Kimberly Whitler: How do you find businesses to invest in?

Leigh Radford: Our model is in service to the entrepreneur. We have active scouts and their entire job is to identify technologies and early stage startups. On top of it, we are quite public about what we want to create. We have a list of the specific types of product categories that we are looking to invest in and so entrepreneurs are starting to find us.


Whitler: What do your scouts do?

Radford: We have scouts penetrating campuses and talking to entrepreneurs and start-ups that are looking to create partnerships. They are looking for talent with ideas and know-how to solve problems.

Whitler: Why should entrepreneurs want to work with you?

Radford: P&G Ventures has really the best of both worlds. We have the size, scale, track-record, relationships, and experience of transforming small businesses into big ones. We also have a specific group that is focused on moving quickly. Our approach focuses on “how can we co-develop something together?” Entrepreneurs are coming to us now. We can bring supply chain, regulatory help, production … we are full service. Finally, and this is not a small thing, we operate inside of a professional, over century-old company that treats people with respect.

Whitler: Research recently suggested that older entrepreneurs are much more successful than younger entrepreneurs, which is contrary to the common myth that being young is better. Who are the entrepreneurs that you are working with?

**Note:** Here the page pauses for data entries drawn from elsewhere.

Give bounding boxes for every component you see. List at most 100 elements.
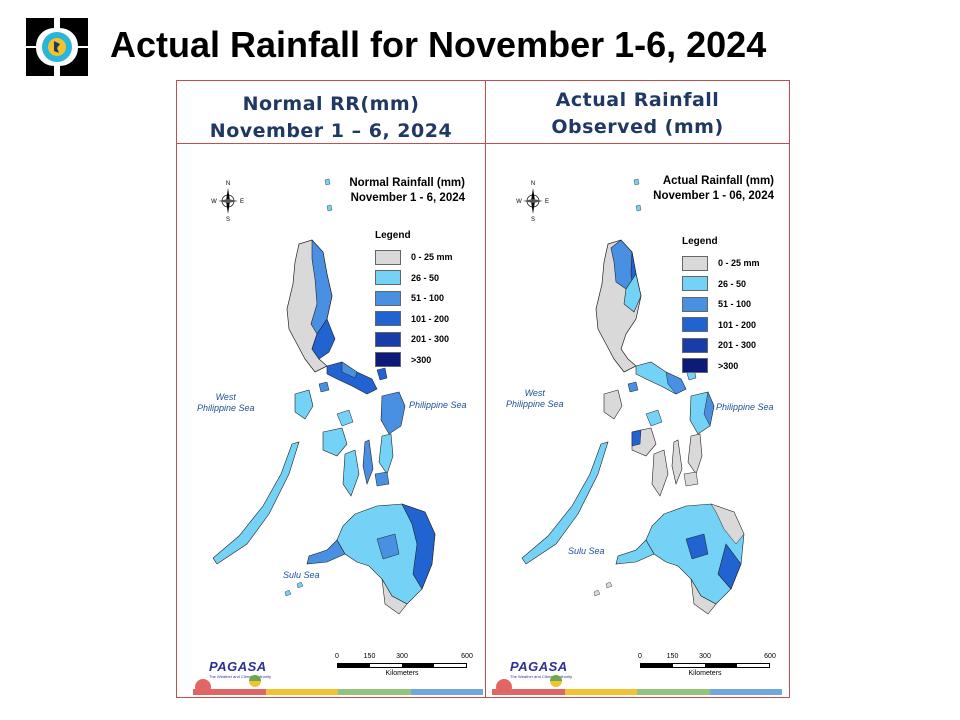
normal-map-graphic	[212, 178, 436, 615]
legend-swatch	[375, 270, 401, 286]
legend-item: 0 - 25 mm	[682, 253, 760, 274]
legend-item: 26 - 50	[682, 274, 760, 295]
legend-item: >300	[375, 350, 453, 371]
scale-tick: 300	[699, 653, 711, 660]
scale-tick: 0	[335, 653, 339, 660]
actual-panel-header: Actual Rainfall Observed (mm)	[486, 87, 789, 141]
legend-swatch	[682, 337, 708, 353]
normal-map-title: Normal Rainfall (mm) November 1 - 6, 202…	[327, 176, 465, 206]
sulu-sea-label: Sulu Sea	[283, 570, 320, 580]
west-sea-line2: Philippine Sea	[506, 399, 564, 409]
actual-rainfall-map: Actual Rainfall (mm) November 1 - 06, 20…	[486, 144, 789, 697]
scale-bar-graphic	[640, 663, 770, 668]
legend-label: 26 - 50	[411, 272, 440, 283]
legend-swatch	[375, 249, 401, 265]
legend-swatch	[375, 311, 401, 327]
normal-map-title-line1: Normal Rainfall (mm)	[349, 177, 465, 189]
pagasa-emblem-icon	[496, 675, 562, 695]
legend-item: 101 - 200	[682, 315, 760, 336]
scale-bar: 0 150 300 600 Kilometers	[335, 653, 473, 677]
legend-swatch	[375, 352, 401, 368]
legend-swatch	[682, 358, 708, 374]
color-stripe	[193, 689, 483, 695]
pagasa-emblem-icon	[195, 675, 261, 695]
compass-rose-icon: N S E W	[211, 181, 244, 222]
west-philippine-sea-label: West Philippine Sea	[506, 388, 564, 410]
scale-unit: Kilometers	[688, 670, 722, 677]
scale-bar: 0 150 300 600 Kilometers	[638, 653, 776, 677]
west-sea-line1: West	[215, 392, 236, 402]
actual-map-graphic	[521, 178, 745, 615]
pagasa-logo: PAGASA The Weather and Climate Authority	[494, 659, 572, 695]
compass-e: E	[545, 199, 549, 205]
legend-label: 101 - 200	[718, 319, 757, 330]
scale-bar-graphic	[337, 663, 467, 668]
legend-label: 51 - 100	[411, 293, 445, 304]
normal-map-legend: Legend 0 - 25 mm 26 - 50 51 - 100 101 - …	[375, 230, 453, 370]
legend-swatch	[375, 331, 401, 347]
actual-header-line1: Actual Rainfall	[555, 89, 720, 111]
actual-header-line2: Observed (mm)	[551, 116, 724, 138]
west-philippine-sea-label: West Philippine Sea	[197, 392, 255, 414]
legend-title: Legend	[375, 230, 411, 241]
normal-header-line2: November 1 – 6, 2024	[209, 120, 453, 142]
legend-swatch	[682, 276, 708, 292]
legend-item: 101 - 200	[375, 309, 453, 330]
actual-map-title: Actual Rainfall (mm) November 1 - 06, 20…	[636, 174, 774, 204]
slide-title: Actual Rainfall for November 1-6, 2024	[110, 24, 767, 65]
philippine-sea-label: Philippine Sea	[409, 400, 467, 410]
actual-map-legend: Legend 0 - 25 mm 26 - 50 51 - 100 101 - …	[682, 236, 760, 376]
normal-map-title-line2: November 1 - 6, 2024	[350, 192, 465, 204]
pagasa-tagline: The Weather and Climate Authority	[209, 674, 272, 679]
legend-label: 26 - 50	[718, 278, 747, 289]
scale-unit: Kilometers	[385, 670, 419, 677]
legend-item: 201 - 300	[375, 329, 453, 350]
legend-label: >300	[411, 354, 432, 365]
compass-n: N	[226, 181, 230, 187]
column-divider	[485, 81, 486, 697]
actual-map-title-line2: November 1 - 06, 2024	[653, 190, 774, 202]
legend-item: 51 - 100	[375, 288, 453, 309]
normal-panel-header: Normal RR(mm) November 1 – 6, 2024	[177, 91, 485, 145]
legend-swatch	[375, 290, 401, 306]
scale-tick: 600	[461, 653, 473, 660]
philippine-sea-label: Philippine Sea	[716, 402, 774, 412]
compass-s: S	[531, 217, 535, 222]
dost-logo	[22, 14, 92, 80]
legend-item: 201 - 300	[682, 335, 760, 356]
compass-rose-icon: N S E W	[516, 181, 549, 222]
legend-title: Legend	[682, 236, 718, 247]
scale-tick: 300	[396, 653, 408, 660]
normal-header-line1: Normal RR(mm)	[242, 93, 420, 115]
actual-map-title-line1: Actual Rainfall (mm)	[662, 175, 774, 187]
compass-w: W	[211, 199, 217, 205]
legend-label: 201 - 300	[718, 340, 757, 351]
legend-label: >300	[718, 360, 739, 371]
pagasa-logo: PAGASA The Weather and Climate Authority	[193, 659, 272, 695]
legend-label: 0 - 25 mm	[411, 252, 453, 263]
scale-ticks: 0 150 300 600	[638, 653, 776, 663]
scale-ticks: 0 150 300 600	[335, 653, 473, 663]
legend-swatch	[682, 296, 708, 312]
west-sea-line2: Philippine Sea	[197, 403, 255, 413]
legend-swatch	[682, 255, 708, 271]
scale-tick: 0	[638, 653, 642, 660]
legend-label: 201 - 300	[411, 334, 450, 345]
legend-item: 51 - 100	[682, 294, 760, 315]
legend-label: 51 - 100	[718, 299, 752, 310]
compass-w: W	[516, 199, 522, 205]
compass-n: N	[531, 181, 535, 187]
pagasa-wordmark: PAGASA	[510, 659, 568, 674]
legend-swatch	[682, 317, 708, 333]
scale-tick: 150	[666, 653, 679, 660]
color-stripe	[492, 689, 782, 695]
west-sea-line1: West	[524, 388, 545, 398]
row-divider	[177, 143, 789, 144]
scale-tick: 150	[363, 653, 376, 660]
legend-label: 101 - 200	[411, 313, 450, 324]
scale-tick: 600	[764, 653, 776, 660]
legend-item: 0 - 25 mm	[375, 247, 453, 268]
legend-item: >300	[682, 356, 760, 377]
normal-rainfall-map: Normal Rainfall (mm) November 1 - 6, 202…	[177, 144, 485, 697]
pagasa-wordmark: PAGASA	[209, 659, 267, 674]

Radford: We are age, race and gender agnostic. However, we know that there are a lot of women who aren’t getting the investment that they need and I’m sure you’ve read about how difficult Silicon Valley can be for minorities. We are offering an amazing alternative. Maybe they aren’t looking for the 10x payout but a great payout with a clear exit. This is when our reputation and track record of respect and fair treatment helps. There is a trust level and the potential of scaling. We believe we are providing a strong alternative.

Less VC money is going to women founders. I spend a lot of time bringing together women entrepreneurs. It is really hard for them. They have to do a lot more pitches to get the funding. We are not only looking for entrepreneurs, but we are looking for future CEOs. We are looking to externalize some of these businesses and need to hire CEOs. This provides them the ability to run a startup independently and be their own CEO. It is a unique model.

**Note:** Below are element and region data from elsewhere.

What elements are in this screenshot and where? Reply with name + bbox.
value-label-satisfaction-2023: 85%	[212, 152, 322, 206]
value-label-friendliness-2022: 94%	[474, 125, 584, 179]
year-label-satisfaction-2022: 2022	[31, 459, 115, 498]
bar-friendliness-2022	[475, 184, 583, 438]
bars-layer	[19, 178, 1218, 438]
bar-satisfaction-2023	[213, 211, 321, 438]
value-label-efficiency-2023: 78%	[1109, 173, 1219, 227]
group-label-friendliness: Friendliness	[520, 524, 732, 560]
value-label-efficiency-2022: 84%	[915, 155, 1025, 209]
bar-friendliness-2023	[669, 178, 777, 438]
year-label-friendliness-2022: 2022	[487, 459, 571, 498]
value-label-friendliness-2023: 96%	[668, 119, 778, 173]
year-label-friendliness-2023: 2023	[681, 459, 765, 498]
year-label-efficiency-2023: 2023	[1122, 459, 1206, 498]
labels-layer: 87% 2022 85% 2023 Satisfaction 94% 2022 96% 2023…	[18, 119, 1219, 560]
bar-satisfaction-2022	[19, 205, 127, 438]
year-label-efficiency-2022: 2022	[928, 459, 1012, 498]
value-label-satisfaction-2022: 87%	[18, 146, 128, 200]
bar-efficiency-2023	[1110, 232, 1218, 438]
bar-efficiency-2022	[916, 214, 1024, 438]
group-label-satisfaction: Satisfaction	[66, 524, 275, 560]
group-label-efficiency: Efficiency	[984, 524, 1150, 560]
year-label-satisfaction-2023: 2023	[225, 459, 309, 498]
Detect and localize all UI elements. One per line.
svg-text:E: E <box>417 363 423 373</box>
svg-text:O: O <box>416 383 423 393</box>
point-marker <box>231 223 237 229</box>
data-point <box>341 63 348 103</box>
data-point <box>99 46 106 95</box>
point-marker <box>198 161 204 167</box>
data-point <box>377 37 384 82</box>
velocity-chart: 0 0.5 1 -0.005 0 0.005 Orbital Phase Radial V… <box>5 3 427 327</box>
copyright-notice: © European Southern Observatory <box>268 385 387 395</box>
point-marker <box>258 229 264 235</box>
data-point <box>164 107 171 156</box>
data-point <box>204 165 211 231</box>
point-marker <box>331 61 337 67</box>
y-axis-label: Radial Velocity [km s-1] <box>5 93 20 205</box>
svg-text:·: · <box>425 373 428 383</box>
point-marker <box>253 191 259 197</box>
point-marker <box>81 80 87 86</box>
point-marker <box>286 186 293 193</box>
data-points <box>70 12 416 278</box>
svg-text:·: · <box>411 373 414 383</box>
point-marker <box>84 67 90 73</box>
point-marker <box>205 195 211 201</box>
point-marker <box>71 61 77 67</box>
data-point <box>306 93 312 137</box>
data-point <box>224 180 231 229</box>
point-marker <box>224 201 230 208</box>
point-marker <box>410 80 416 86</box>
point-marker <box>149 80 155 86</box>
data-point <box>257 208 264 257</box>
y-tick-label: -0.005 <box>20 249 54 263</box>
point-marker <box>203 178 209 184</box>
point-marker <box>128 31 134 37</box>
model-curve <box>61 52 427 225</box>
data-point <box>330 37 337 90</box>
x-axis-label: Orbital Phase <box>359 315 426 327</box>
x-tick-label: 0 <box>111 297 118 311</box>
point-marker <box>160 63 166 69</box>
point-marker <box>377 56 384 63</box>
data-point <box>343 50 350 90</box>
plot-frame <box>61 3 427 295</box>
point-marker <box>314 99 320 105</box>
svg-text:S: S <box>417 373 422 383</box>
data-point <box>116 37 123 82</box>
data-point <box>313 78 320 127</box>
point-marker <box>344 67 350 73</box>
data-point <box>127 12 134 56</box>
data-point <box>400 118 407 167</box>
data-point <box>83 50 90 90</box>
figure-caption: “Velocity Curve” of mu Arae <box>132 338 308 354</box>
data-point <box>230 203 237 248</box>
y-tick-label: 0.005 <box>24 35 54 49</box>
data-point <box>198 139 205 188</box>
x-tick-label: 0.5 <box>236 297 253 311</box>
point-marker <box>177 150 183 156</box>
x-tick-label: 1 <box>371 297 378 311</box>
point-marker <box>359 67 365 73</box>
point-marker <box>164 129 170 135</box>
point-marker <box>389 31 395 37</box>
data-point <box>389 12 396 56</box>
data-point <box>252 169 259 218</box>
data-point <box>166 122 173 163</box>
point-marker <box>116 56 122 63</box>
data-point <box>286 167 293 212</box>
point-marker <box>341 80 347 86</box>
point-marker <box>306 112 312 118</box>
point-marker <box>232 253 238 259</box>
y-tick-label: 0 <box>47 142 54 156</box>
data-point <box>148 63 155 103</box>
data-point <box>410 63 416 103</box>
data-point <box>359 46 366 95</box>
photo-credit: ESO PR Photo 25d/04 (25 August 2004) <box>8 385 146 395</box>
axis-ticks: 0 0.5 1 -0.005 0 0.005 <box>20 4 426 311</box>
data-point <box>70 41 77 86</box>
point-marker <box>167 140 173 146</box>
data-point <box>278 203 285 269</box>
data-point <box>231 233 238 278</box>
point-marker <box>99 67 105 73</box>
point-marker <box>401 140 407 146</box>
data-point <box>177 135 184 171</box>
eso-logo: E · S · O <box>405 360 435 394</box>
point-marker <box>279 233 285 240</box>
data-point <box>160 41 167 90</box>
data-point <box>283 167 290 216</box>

Whitler: What are you doing to generate interest in P&G Ventures?

Radford: There are really four things, all of which some people might not expected from P&G.

1. We are being very public that we are “open for business.” We are sharing our areas of interest and what we are trying to do. It’s critical for  P&G Ventures to be more public and open to generate awareness of what we want to create to attract the best partners. 

2. We created and sponsored the P&G Ventures Innovation Challenge this past year at the Consumer Electronics Show. This created an opportunity for entrepreneurs, inventors, visionaries or startups to submit their business for a chance to win an all-expense paid trip to pitch live on the P&G stage at CES 2019 in Las Vegas. The winner of the pitch received $10,000, qualified as a finalist in a Techstars accelerator and was provided with complimentary attendance to the EY Strategic Growth Forum.

3. You’ll also find us at conferences with high concentrations of founders, such as the Forbes Under 30 Summit. I spoke there last September on this exact topic; the evolution of corporate venture groups and how they’re different than traditional venture capital avenues.

4. Most simply, you can also find us on social media. We want to make it easier for entrepreneurs to connect with us. You can reach out to us on, our LinkedIn page (P&G Ventures Studio), and Twitter (@PGVstudio). We want to be easily accessible to wherever entrepreneurs are.

For entrepreneurs who want an alternative to the traditional VC path to funding, P&G Ventures offers a different approach. With a nearly 200-year-old track record of creating, developing, and scaling global businesses—and a reputation of treating of employees and partners well—P&G Ventures may be a preferred option to “business as usual” in the VC world.